Tooze was on academic leave when the pandemic broke, cooperating among others with the Heinrich Boell Foundation, the political think affiliated with the German Greens on transformative policies. His interest in how policymakers can respond to the global environmental crisis looms large in the background of his assessment of the Covid-19 pandemic. What makes Adam Tooze’s book really stand out is that it argues that the Covid pandemic is the first crisis of the Anthropocene, an era marked by humanity’s impact on the planet. Shutdown analyzes the present crisis to prepare us for the next. Humanity needs to get a handle on the world system created out of short-term agendas and steer it along long-term objectives.

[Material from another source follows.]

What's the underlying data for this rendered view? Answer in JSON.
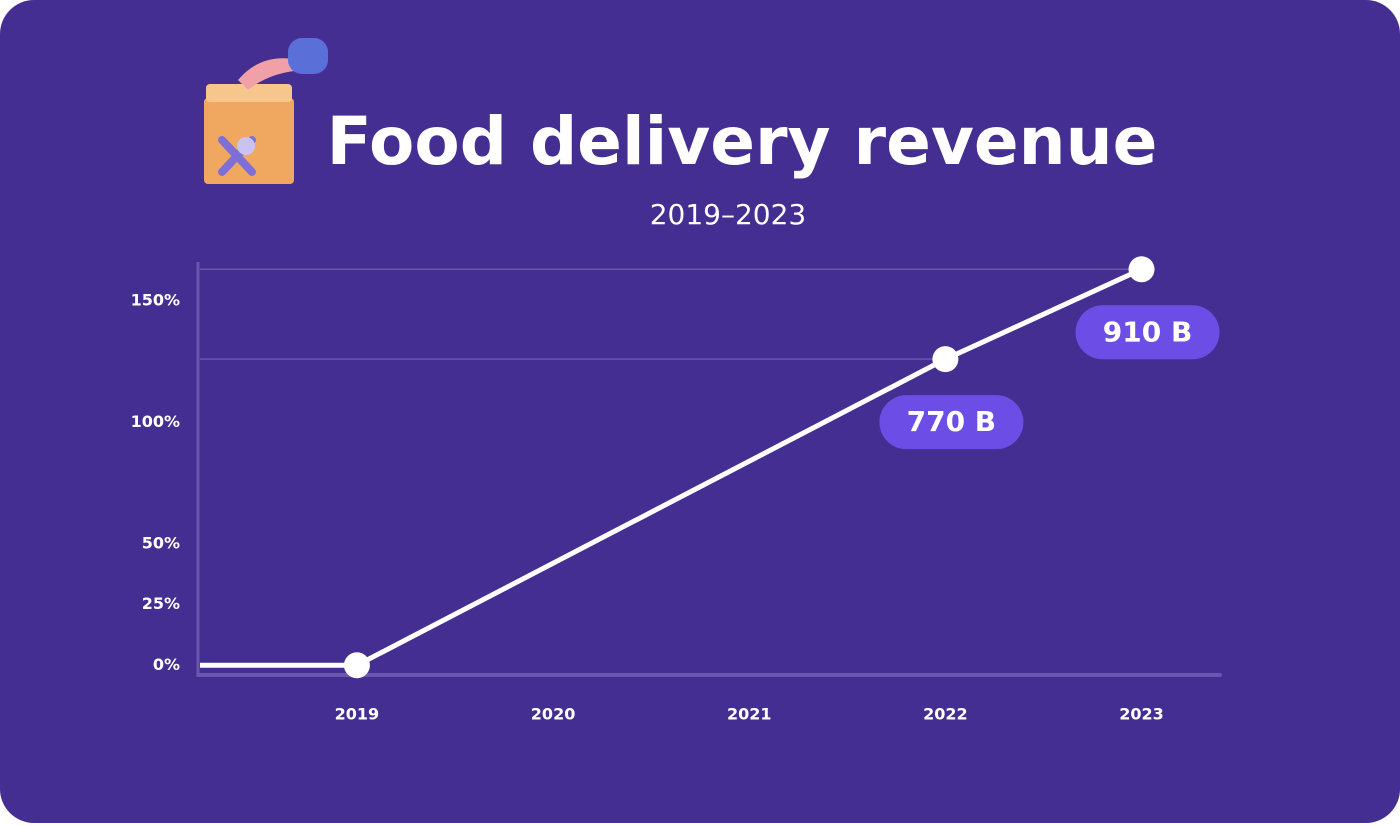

Amory Gethin, Clara Martínez-Toledano and Thomas Piketty: Political Cleavages and Social Inequalities: A Study of Fifty Democracies, 1948–2020
This edited volume draws on a unique set of surveys conducted between 1948 and 2020 in fifty countries on five continents, analyzing the links between voters’ political preferences and socioeconomic characteristics, such as income, education, wealth, occupation, religion, ethnicity, age, and gender. This analysis sheds new light on how political movements succeed in coalescing multiple interests and identities in contemporary democracies. It also helps us understand the conditions under which conflicts over inequality become politically salient, as well as the similarities and constraints of voters supporting ethnonationalist politicians like Narendra Modi, Jair Bolsonaro, Marine Le Pen, and Donald Trump.
The very breadth of this volume makes it stand out from the crowd of books on the political economy of cleavages. Harmonizing election surveys from fifty countries, the database assembled by Piketty and his collaborators itself represents a major contribution. Editors Amory Gethin, Clara Martinez-Toledano, and Thomas Piketty offer an empirically nuanced and robust, theoretically compelling framework for understanding how inequalities shape political behavior and affect the future of democratic politics.
Mariana Mazzucato: Mission Economy: A Moonshot Guide to Changing Capitalism
Even before the Covid-19 pandemic in 2020, capitalism was stuck. It had no answers to a host of problems, including disease, inequality, the digital divide and, perhaps most blatantly, the environmental crisis. Taking her inspiration from the ‘moonshot’ programs, which successfully coordinated public and private sectors on a massive scale, Mariana Mazzucato calls for the same level of boldness and experimentation to be applied to the biggest problems of our time. We must, she argues, rethink the capacities and role of government within the economy and society, and above all, recover a sense of public purpose. Mission Economy, whose ideas are already being adopted around the world, offers a way out of our impasse to a more optimistic future.
While Adam Tooze’s Shutdown document’s Covid-19’s economic impact and the unprecedented governmental responses, Mazzucato’s book uses the evidence for the immense power of governments to delineate an approach to transforming capitalism to save humanity’s future. The author does not argue for the abolition of markets. However, she challenges those narratives that portray the state as inefficient and incapable. Analyzing NASA’s complex endeavor to make landing on the moon possible, Mazzucato shows how state-led cooperation between entrepreneurs, civil society, and governments can solve the biggest challenges humanity faces today.